Increasing the organization’s annual revenue is a priority, but Siegel declined to specify how much. His predecessor, Logan, set a public goal of doubling USATF revenue to $30 million, and increased it from $14.7 million in 2007 to $19.1 million in 2011, the comparable year in this quadrennial.

“Any board member or anyone out there could say, ‘Hey, go get me more money,’ but how are we going to get there?” Siegel said. “I have a solid handle on that, probably a better handle on where our business is and what we need to do organizationally than anybody in the last few years.”

Siegel’s immediate priority is to create a predictable schedule each year that TV partners can promote and sponsors can plan their media budgets around.

Right now, the only event USATF owns outright is its championships. It puts together the rest of a season by partnering with existing events such as the Penn Relays, which are owned by an organization in Philadelphia. Historically, USATF bought the television rights to those events and then tried to place them on TV and find a presenting sponsor for the broadcast. Oftentimes, it does so at a loss.

“Our biggest asset and our biggest opportunity is to relaunch the brand in the media space,” Siegel said. “If you don’t know when your events are and you get not-so-great airtime and your schedule isn’t organized, then you don’t have a chance to get people to invest because people need to plan their media.”

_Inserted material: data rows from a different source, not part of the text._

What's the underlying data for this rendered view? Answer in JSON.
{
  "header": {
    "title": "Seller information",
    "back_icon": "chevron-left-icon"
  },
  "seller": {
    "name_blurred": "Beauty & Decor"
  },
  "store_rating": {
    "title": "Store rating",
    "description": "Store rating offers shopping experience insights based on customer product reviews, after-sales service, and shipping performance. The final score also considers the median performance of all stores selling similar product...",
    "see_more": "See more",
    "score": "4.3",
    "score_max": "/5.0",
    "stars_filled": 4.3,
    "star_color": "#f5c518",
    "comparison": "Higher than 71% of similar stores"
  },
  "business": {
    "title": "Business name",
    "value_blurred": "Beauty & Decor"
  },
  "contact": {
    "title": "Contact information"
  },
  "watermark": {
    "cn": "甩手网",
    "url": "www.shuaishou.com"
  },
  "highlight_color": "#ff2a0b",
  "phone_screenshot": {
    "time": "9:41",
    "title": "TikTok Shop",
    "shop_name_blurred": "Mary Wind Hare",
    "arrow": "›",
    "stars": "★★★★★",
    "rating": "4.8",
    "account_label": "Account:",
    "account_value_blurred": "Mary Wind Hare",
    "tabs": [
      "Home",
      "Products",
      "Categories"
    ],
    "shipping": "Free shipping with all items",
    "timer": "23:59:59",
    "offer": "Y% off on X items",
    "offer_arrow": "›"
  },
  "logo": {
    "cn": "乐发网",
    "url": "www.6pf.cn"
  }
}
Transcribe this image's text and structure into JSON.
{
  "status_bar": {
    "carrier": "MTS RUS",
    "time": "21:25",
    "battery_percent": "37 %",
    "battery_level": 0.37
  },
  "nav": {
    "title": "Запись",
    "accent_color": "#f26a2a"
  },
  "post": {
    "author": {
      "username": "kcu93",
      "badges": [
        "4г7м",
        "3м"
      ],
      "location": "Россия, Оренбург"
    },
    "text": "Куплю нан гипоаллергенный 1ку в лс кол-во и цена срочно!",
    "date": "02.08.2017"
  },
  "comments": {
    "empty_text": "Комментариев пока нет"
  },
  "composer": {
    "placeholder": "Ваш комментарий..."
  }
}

He sees a direct link between that and sponsorship sales. Siegel believes it takes 18 months to sell a new sponsorship, and though he plans to hire a new sponsorship sales director, he cautioned that it will take time for the organization to cut new deals. He didn’t sell any new sponsorships in the six months he worked as a consultant, and the organization has not announced any since he took over as CEO on May 1.

“No one is going to stroke a check in three months,” Siegel said. “We have to get ahead of the sales cycle.”

Siegel’s challenge will be to speed up the 18-month buying window he said media planners need. Track will be in the spotlight at the Olympics this summer. After that, it will be largely invisible to most brand marketers in the U.S.
“The best time to be selling the next four years is now,” Lynch said. “I hope that he’s pounding the pavement and making sure the corporate community is embracing track and field now.”

Track stakeholders are encouraged by what they’ve seen from Siegel so far. They’re impressed with his desire to build consensus and work with promoters and top athletes to increase the visibility of the sport. He met with New York Road Runners President and CEO Mary Wittenberg and representatives of the Armory Foundation, which owns the Millrose Games, during a recent trip to New York and began a discussion about how their respective organizations could work together to raise the profile of track and running in the U.S.

Winning over the support of athletes won’t be as easy. Top athletes don’t need USATF for much. Many can go abroad and earn enough money at international track meets to support themselves financially. But agents, promoters and Olympic observers hope Siegel can bring them into the fold.

“He can draw the sport together,” said Mark Wetmore, a meet promoter whose agency, Global Athletics & Marketing, represents top athletes such as sprinter Tyson Gay. “The professional side is alive. Is it well? For a lot of athletes it is. Could it be better? Of course. The most important thing he can do is raise the profile of the sport and make it more visible so athletes can be more visible.”

Siegel couldn’t have said it better himself.